The Akron-bred new wave band DEVO found their fame mixing danceable music with satiric takes on American culture. They also sold humorous fan merchandise, including buttons, action figures, and bumper stickers. The coronavirus pandemic has inspired the band’s latest promotional items ⁠— personal protection equipment.

DEVO's entry into the personal protection equipment market is a modification of the band's iconic piece of headgear, the Energy Dome. A clear, plastic face shield is attached to the front of the stair-stepped red hat, sometimes described as an upside-down flowerpot. Band cofounder Gerry Casale said they were actually inspired by an art deco lighting fixture he used to stare at at his Catholic elementary school in Kent, Ohio.

“And so I found a [vacuum forming] plastics manufacturer that did small batches in L.A., and he would make about a hundred at a time for us,” he said. “And then, we decided to try to sell them to make back the cost. And when everybody got done laughing at them, they all wanted them.”

According to Casale, pushing promotional swag in 1980 wasn’t very common.

“In fact, all the supposedly, you know, hard rock bands with credibility frowned upon it. That was a sellout,” he said. “So when DEVO came up with all these ridiculous products that were on purpose, like a wink and a nod - our fans were in on it.”
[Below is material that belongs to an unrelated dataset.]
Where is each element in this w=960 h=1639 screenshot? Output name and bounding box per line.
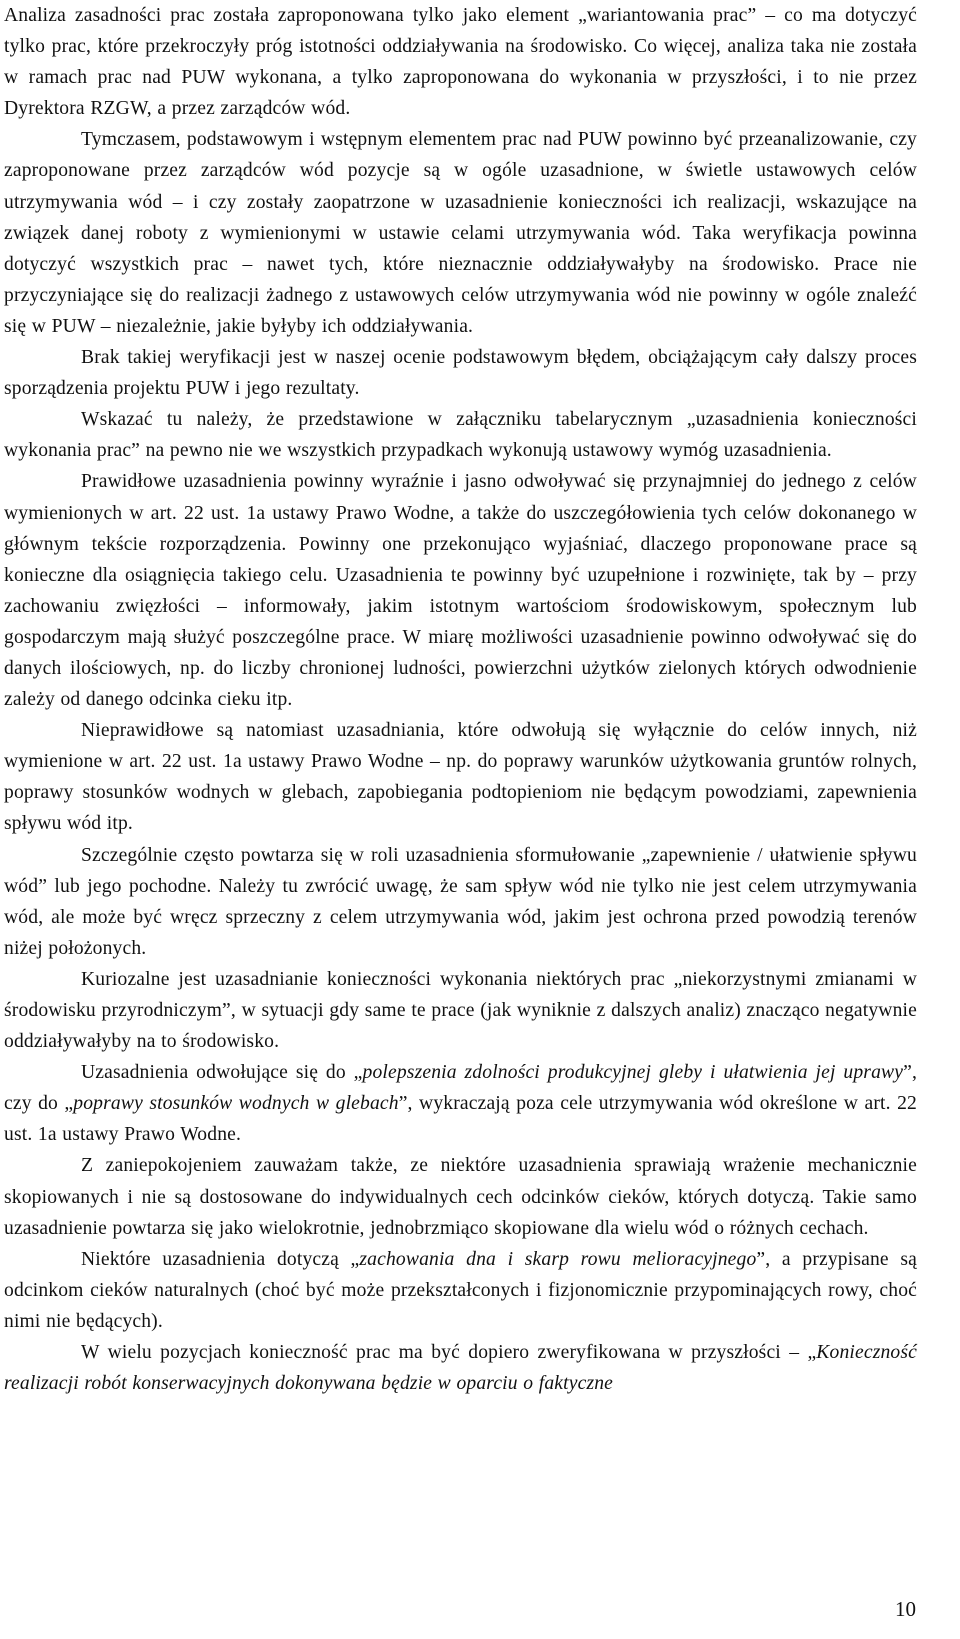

Over the past couple months, the market for pandemic-inspired facemasks has exploded.

Everyone from famous fashion designers to major sports teams are marketing branded merchandise aimed at curbing the spread of COVID-19.

While it may not be surprising that DEVO is marketing its own masks, the band has upped the ante by offering face shields.

“That's because the company that we found to [vacuum form] our red hats was making shields for people in the restaurant and medical industries,” Casale said. “And they came to us and said, ‘Hey, you guys want a shield?’ And I said, well, can you make it to fit inside the Energy Dome? And they said, ‘Sure. No problem.’”

Wearing protective gear has always been part of the band’s look, and they use humor to make a point.

Forty years ago, they sported yellow hazmat suits and goggles as a satirical comment on the threat of environmental degradation. Today, Casale thinks that the satire has caught up with real life, and the need for personal protection is all too real. He sees the merchandising as its own commentary on a consumer culture distracted by owning the latest branded item while the world outside is mired in political discord and deep decay.

“We were kind of cautioning people to not be lemmings and to not be mindless conformists,” Casale said, pointing to their 1980 song “Freedom of Choice.” “Right now, you have it. But you're choosing to lose it, and you better do something with it, before you don't have a choice. Which is where we're at.”